Obey is a word that is often maligned and feared. In our current culture the concept of obeying is not a popular one. The word has been taken out of wedding vows many times simply because we independent people don’t want the responsibility of being obedient. Children don’t want to have to be obedient to their parents because it is no fun. Even Christians sometimes bristle at the idea of having to be obedient to God.
The Bible, though, is full of examples of people being obedient. Abraham placed Isaac on the altar because God asked him for obedience. Even Jesus was described as being obedient in His death on the cross. Like it or not, God does require obedience from us.
The International Standard Bible Encyclopedia describes the Old Testament use of the word as “to hear” and “to listen.” Really, that is what God asks of us; that we hear and listen. Often I hear, but I still struggle with following through. This week brought an example.
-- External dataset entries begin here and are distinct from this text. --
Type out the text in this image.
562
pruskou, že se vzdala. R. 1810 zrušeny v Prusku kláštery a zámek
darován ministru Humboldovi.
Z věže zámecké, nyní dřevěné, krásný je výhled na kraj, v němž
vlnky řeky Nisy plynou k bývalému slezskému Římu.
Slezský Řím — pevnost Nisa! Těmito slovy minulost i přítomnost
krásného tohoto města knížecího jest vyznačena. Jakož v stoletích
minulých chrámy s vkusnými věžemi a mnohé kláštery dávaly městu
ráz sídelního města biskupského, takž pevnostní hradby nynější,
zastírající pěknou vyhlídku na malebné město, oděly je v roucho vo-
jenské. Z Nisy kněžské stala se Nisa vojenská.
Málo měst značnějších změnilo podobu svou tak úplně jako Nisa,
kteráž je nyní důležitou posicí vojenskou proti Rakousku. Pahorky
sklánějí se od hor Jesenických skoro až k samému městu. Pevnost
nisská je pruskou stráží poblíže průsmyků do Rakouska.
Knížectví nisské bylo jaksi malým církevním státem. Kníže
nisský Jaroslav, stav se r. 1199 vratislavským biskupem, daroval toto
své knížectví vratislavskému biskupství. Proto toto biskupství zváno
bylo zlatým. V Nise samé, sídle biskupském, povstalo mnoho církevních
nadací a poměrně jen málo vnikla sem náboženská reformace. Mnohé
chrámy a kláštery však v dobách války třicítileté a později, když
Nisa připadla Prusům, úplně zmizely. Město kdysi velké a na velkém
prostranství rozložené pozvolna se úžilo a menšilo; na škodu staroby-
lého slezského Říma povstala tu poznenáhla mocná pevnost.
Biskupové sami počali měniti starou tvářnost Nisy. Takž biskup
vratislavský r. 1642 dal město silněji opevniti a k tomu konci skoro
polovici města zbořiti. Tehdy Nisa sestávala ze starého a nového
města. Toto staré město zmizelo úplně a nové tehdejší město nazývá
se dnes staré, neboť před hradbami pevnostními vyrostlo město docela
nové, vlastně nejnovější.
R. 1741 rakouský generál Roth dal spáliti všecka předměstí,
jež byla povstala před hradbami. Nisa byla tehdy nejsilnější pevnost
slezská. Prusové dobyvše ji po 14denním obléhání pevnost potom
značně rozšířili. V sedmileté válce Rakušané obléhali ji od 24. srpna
During my commute I listen to a Christian radio station that highlights a verse from the Bible each morning. Many times I hear the verse and then promptly forget it. Friday morning the verse was Isaiah 41:10. As I listened I thought “I should share this with my friend.” It didn’t make any sense as to why I should share it and I pondered what it could mean to her.
My friend is, as she describes it, a “brand new, baby Christian.” She is a coworker. I know little of what her life outside of work is like. Still, as I drove I questioned what good would be done by sharing this verse. As far as I knew it didn’t specifically speak to anything she had shared with me.
However, when I got to work I shot off a quick email to her with the verse and let her know I just felt like I should share it with her. As I walked by her desk a little while later she stopped me. She thanked me for sharing the verse. It was just what she needed to hear that day. She didn’t share specifics of how it spoke to her, just that the timing was perfect.
I told her the truth; I didn’t know why I should share it, just that I felt I should. She then thanked me for my obedience. I was humbled to think that God had used me. I was grateful that I had listened that day. God knew what she needed that day and He chose me to pass an important message along to her. If I had insisted on knowing why I should share the verse my friend wouldn’t have been blessed that day.
This incident was a good reminder for me. My obedience isn’t always about me. When I first heard the story of Abraham and Isaac I was tempted to believe that my obedience would always bring me good things, like rubbing the magic genie lamp. Today as I write this I know that my obedience isn’t all about me and I won’t always know what God is working through me, but that He is working.